Programmes director of Pratham, a non-government organisation working to provide quality education to the underprivileged children of India, Dr Banerji even finds Lahore more beautiful than Paris.

“Given a choice between Paris and Lahore, I will always want to visit Lahore. We have so much in common and it is so easy to communicate,” she told Dawn in an interview.

She was in Lahore last week for a two-day international conference, Quality-Inequality Quandary – Transacting Learning Relevance and Teacher Education in South Asia. It was her third visit to Pakistan.

Dr Banerji pointed to the heritage which was common to Lahore and Delhi, and added that people in India’s south and Pakistan’s north might not have the same reciprocal feelings since they did not come in contact with each other – at least not frequently enough.

She said the brief chapter before 65 years should have been removed from people’s memory. Calling for raising the volume of people’s cross-border movement, she said, extensive people-to-people meetings would help remove misunderstandings.

She said she was happy the Annual Status of Education Report (ASER) surveys in India had begun creating dents as different, positive things were happening at various levels.

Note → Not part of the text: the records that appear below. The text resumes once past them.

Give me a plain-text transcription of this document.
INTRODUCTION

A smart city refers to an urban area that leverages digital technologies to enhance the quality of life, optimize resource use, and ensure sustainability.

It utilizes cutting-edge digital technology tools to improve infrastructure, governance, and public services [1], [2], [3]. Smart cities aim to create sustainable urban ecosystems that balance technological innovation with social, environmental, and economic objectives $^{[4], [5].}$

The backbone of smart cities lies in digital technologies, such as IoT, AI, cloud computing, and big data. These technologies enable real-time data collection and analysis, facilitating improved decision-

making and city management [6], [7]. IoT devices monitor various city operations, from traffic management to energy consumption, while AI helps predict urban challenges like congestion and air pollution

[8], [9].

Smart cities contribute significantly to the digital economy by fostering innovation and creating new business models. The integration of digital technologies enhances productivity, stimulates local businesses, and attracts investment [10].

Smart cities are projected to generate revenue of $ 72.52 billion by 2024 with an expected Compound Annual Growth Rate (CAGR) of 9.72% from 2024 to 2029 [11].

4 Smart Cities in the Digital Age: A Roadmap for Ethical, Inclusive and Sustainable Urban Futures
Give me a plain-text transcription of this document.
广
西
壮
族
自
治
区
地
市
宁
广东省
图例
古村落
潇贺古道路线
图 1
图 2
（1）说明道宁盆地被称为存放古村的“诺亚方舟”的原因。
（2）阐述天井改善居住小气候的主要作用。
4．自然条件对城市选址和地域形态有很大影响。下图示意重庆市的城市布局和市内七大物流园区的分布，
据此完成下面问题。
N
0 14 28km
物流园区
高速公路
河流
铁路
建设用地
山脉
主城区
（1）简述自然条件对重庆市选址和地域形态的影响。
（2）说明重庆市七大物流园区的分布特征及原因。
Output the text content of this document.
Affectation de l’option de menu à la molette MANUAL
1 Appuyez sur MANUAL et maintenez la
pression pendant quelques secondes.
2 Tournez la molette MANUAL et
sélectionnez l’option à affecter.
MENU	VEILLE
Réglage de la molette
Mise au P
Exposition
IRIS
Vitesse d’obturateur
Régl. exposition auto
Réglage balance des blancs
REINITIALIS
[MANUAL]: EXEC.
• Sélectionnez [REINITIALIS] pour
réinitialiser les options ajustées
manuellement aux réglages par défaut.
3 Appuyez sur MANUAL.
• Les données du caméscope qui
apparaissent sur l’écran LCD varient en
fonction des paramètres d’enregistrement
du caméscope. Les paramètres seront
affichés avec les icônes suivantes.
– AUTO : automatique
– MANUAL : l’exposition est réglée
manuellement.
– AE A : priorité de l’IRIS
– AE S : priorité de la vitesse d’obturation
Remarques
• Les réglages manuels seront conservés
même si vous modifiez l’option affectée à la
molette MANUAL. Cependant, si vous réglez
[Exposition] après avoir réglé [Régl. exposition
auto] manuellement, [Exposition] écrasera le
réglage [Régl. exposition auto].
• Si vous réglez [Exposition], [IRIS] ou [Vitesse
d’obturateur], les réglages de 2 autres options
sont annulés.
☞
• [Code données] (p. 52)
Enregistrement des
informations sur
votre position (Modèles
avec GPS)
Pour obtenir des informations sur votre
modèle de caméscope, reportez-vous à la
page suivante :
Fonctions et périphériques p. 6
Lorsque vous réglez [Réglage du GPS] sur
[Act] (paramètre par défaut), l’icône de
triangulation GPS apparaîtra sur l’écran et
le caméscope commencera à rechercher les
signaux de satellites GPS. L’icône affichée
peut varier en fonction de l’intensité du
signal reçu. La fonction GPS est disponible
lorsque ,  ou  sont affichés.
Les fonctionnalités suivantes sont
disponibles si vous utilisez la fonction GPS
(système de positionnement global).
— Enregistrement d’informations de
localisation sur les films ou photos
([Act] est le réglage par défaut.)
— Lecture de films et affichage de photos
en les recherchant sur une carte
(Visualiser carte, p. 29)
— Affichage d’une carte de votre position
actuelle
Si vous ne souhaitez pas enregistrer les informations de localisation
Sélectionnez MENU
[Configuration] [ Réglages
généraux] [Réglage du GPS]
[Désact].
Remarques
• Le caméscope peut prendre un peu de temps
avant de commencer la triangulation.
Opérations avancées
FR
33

Several Indian district governments started developing elementary education annual plans that would eventually pave the way for state-level plans.

“ASER India and ASER Pakistan are separate but closely linked entities,” she said.

A little over two years after ASER’s arrival, the Indian government announced a two per cent budget for elementary education for learning enhancement in different districts.

“It was a big change …an opportunity for the districts to utilise funds for education,” she said.

Her organisation decided to go big from the beginning and sought to assess learning outcomes in all districts across the country. The surveys were done by the volunteer who did get some funding for commuting etc.

ASER, Dr Banerji continued, does not want to impose itself on the decision-makers. “If someone does not find ASER data good enough, they can collect their own data. And if the people or the government is able to do so, that is very good.”

There is an example where the Gujarat government did not like ASER at all. Seeking to assess the students’ learning outcomes, the Gujarat government developed a programme which required every government official including senior officers to spend three days annually in schools and assess students’ learning outcomes. She said that each government officer as well as the chief minister himself spent one full day in one school. They spent all day asking children to read and do arithmetic. As a result, she said, the government had its original evaluation against the routine results.

She said the Gujarat government was now monitoring learning outcomes. “In one go, the Gujarat government inspected some 9,000 schools through its 3,000 officials. In a matter of few years every single one of the 50,000 schools in Gujarat would be inspected. I am not saying they launched this programme due to ASER’s presence. The whole environment is changing.”